Além disso, como mencionado, as pessoas que tendem a ser mais obsessivas (mas não clinicamente neuróticas) são mais propensas a ficar com músicas na cabeça. Elas também relatam frequentemente que sentem que têm menos controle sobre o fenômeno. Além disso, estudos têm mostrado que certos medicamentos usados ​​para tratar o TOC podem reduzir a frequência que as canções ficam presas na cabeça de alguém com a condição.

Por último, músicas pegajosas também ficam mais presas em pessoas ociosas, cansadas e estressadas. Nestas situações, as defesas estão baixas e o cérebro não está ocupado o suficiente, por isso a música chiclete toma posse. Isto é precisamente o que aconteceu com o alpinista Joe Simpson que, preso em uma geleira e temendo que pudesse morrer, não conseguia parar de pensar na música “Brown Girl in the Ring”, de Boney M.

Curas

Existem diversos truques que você pode tentar para se livrar deste incômodo. Em um recente estudo britânico, um dos tratamentos favoritos usados por quem sofre com estes “vermes de ouvido” foi combater fogo com fogo, pensando em outra música.
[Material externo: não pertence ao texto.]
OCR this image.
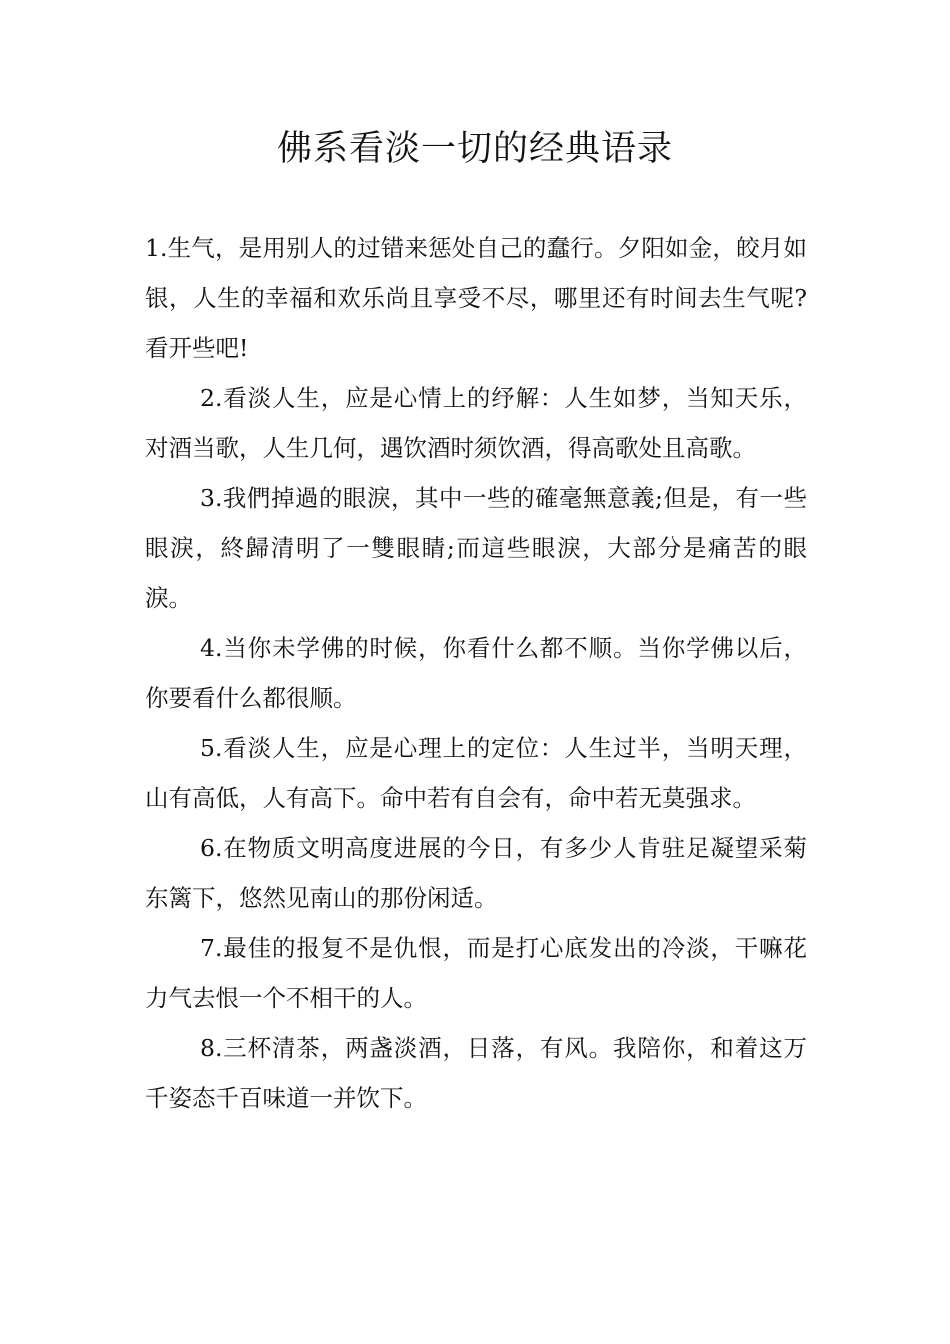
佛系看淡一切的经典语录

1.生气，是用别人的过错来惩处自己的蠢行。夕阳如金，皎月如银，人生的幸福和欢乐尚且享受不尽，哪里还有时间去生气呢?看开些吧!

2.看淡人生，应是心情上的纾解：人生如梦，当知天乐，对酒当歌，人生几何，遇饮酒时须饮酒，得高歌处且高歌。

3.我們掉過的眼淚，其中一些的確毫無意義;但是，有一些眼淚，終歸清明了一雙眼睛;而這些眼淚，大部分是痛苦的眼淚。

4.当你未学佛的时候，你看什么都不顺。当你学佛以后，你要看什么都很顺。

5.看淡人生，应是心理上的定位：人生过半，当明天理，山有高低，人有高下。命中若有自会有，命中若无莫强求。

6.在物质文明高度进展的今日，有多少人肯驻足凝望采菊东篱下，悠然见南山的那份闲适。

7.最佳的报复不是仇恨，而是打心底发出的冷淡，干嘛花力气去恨一个不相干的人。

8.三杯清茶，两盏淡酒，日落，有风。我陪你，和着这万千姿态千百味道一并饮下。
Entre as canções mais popularmente listadas pelos participantes como antídoto foram “God Save the Queen”, “Kashmir”, do Led Zeppelin e “Karma Chameleon”, do Culture Club.

Há, ainda, quem recomenda usar suas palavras para matar um verme de ouvido. Apenas ao falar com outra pessoa ou pensar em palavras de um jogo de palavras cruzadas, a letra da canção pode ser suplantada com novos termos.

Outros dizem que qualquer coisa que absorva sua atenção funciona. “A chave é encontrar algo que vai lhe dar o nível certo de desafio”, diz Ira Hyman, psicólogo de música na Universidade de Western Washington, que conduziu uma pesquisa sobre músicas chiclete. “Se você está cognitivamente engajado, limita a capacidade de canções intrusivas entrarem em sua cabeça”.

Se tudo mais falhar, você pode tentar vencê-l pelo cansaço. Escute a música completa, em vez de apenas o trecho repetitivo que está corroendo seu cérebro. [Gizmodo, Telegraph, Science Friday]

2 comentários

  • Yazmin Gatti:

    Para mim é muito facil me livrar disso, simplesmente escuto outra musica que eu realmente goste ou “cantarolo” mentalmente outra coisa.

  • Luis Mendes:

    Campanha política começando agora.
    Prevejo muito sofrimento de gente com musicas na cabeça e que para piorar são só números.